We know that the user can pass both title and writer values to update the book. Users can also pass only one property, a title. In that case, we use an existing value for the writer's property. The same goes for vice-versa.

Finally, we update the book in the array and return the updated book in response.

Last but not least is the deleteBook function:

export const deleteBook: RequestHandler = (req, res, next) => {
    const bookId = req.params.id;
    if (!bookId) {
        res
            .status(StatusCodes.BAD_REQUEST)
            .json({ message: "Book ID is required parameter!" });
        return;
    }

    const todoIndex = booksDatabase.findIndex(book => book.id === bookId);
    if (todoIndex < 0) {
        throw new Error('Book not found!');
    }
    booksDatabase.splice(todoIndex, 1);

    res.json({ message: 'Book successfully deleted!' });
};

Like updateBook, this function is only different as it removes the object from the array. The user must pass the book ID and the book by that ID must exist in the array.

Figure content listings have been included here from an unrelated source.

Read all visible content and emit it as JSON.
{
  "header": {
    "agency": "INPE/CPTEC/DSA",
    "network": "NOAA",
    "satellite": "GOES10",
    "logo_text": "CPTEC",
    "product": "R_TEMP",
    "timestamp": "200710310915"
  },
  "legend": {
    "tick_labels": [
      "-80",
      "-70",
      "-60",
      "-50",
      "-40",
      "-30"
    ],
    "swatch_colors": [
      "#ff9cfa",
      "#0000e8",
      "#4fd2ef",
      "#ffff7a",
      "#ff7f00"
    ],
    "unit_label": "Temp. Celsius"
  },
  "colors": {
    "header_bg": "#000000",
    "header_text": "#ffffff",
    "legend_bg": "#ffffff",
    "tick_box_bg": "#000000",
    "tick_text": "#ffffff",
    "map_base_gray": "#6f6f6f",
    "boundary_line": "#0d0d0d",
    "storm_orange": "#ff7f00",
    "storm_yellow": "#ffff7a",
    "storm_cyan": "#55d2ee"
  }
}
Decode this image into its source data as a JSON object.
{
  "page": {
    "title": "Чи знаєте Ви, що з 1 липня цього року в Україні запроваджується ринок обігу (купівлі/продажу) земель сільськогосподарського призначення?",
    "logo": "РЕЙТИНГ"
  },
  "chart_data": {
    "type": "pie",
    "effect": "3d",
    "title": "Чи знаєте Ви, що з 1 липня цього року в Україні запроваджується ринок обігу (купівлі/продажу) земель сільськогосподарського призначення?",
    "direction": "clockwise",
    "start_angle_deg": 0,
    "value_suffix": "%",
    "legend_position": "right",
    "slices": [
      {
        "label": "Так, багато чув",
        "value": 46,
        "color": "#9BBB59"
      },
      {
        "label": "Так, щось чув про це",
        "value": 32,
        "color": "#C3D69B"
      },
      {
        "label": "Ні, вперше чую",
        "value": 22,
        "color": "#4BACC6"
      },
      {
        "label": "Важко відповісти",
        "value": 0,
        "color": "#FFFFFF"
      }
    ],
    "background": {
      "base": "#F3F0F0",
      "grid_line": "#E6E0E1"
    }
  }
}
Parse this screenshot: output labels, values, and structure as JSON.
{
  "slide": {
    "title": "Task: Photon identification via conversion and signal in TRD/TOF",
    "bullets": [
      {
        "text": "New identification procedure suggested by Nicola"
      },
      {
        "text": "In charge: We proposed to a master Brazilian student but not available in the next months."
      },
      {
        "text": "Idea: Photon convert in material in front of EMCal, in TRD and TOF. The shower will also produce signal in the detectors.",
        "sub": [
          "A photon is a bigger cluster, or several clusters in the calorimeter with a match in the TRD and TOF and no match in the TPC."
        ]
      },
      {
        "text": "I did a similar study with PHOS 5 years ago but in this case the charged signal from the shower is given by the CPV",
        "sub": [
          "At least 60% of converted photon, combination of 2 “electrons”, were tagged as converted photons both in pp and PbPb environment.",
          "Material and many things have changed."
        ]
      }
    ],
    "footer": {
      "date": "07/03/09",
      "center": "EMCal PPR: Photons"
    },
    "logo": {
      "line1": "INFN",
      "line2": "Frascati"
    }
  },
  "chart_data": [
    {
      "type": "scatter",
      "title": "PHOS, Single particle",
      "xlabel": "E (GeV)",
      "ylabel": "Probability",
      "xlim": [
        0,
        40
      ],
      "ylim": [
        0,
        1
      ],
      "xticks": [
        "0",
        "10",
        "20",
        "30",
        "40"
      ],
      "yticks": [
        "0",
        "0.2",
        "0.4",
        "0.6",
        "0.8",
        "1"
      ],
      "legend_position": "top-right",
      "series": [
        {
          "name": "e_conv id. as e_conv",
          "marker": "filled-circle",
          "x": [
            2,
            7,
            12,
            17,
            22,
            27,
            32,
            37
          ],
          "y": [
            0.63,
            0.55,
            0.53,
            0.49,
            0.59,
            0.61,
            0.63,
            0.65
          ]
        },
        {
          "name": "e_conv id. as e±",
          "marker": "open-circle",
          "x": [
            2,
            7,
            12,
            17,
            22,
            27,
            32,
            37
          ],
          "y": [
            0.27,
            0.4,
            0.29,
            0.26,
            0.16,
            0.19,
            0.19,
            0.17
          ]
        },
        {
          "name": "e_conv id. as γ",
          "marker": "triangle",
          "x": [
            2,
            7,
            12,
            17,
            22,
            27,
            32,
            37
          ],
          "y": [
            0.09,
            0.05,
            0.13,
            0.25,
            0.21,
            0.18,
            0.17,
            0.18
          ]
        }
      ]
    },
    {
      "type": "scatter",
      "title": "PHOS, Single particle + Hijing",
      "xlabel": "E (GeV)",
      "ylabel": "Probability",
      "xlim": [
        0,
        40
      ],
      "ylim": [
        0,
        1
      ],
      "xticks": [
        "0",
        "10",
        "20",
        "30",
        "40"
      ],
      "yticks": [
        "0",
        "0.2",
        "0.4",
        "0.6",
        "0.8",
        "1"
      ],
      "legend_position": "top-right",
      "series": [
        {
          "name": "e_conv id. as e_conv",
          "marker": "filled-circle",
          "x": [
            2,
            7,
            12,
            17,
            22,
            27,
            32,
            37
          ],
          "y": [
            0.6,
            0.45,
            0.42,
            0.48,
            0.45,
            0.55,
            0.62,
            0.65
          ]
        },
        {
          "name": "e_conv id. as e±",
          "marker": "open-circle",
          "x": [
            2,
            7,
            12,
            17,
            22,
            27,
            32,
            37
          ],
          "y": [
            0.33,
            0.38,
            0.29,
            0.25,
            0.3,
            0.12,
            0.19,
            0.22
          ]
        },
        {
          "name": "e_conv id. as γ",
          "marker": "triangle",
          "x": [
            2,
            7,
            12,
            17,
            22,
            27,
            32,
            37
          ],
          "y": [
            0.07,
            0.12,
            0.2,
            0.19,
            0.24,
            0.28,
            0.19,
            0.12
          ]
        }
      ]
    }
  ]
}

The last step is to update the routes.ts file:

import { Router } from "express";
import { createBook, getBooks, updateBook, deleteBook } from "../controllers/books";

const router = Router();
router.post("/", createBook);
router.get("/", getBooks);
router.patch("/:id", updateBook);
router.delete("/:id", deleteBook);

export default router;

And that's it. You can find the full project code here.

Conclusion

In this article, you learned how you can use TypeScript in the Node.js express application. That you can install extra types for Express and for Node.js. For example, to get TypeScript support in your files.

That you write the application as you would always write it. For example, your import and export syntax differs. And you can use types, and any other TypeScript feature you learned so far.

You could use interfaces, decorators, generics, enums, and everything that's TypeScript exclusive.

That all works here because we're writing a regular TypeScript application. It gets compiled with the TypeScript compiler to regular Javascript code.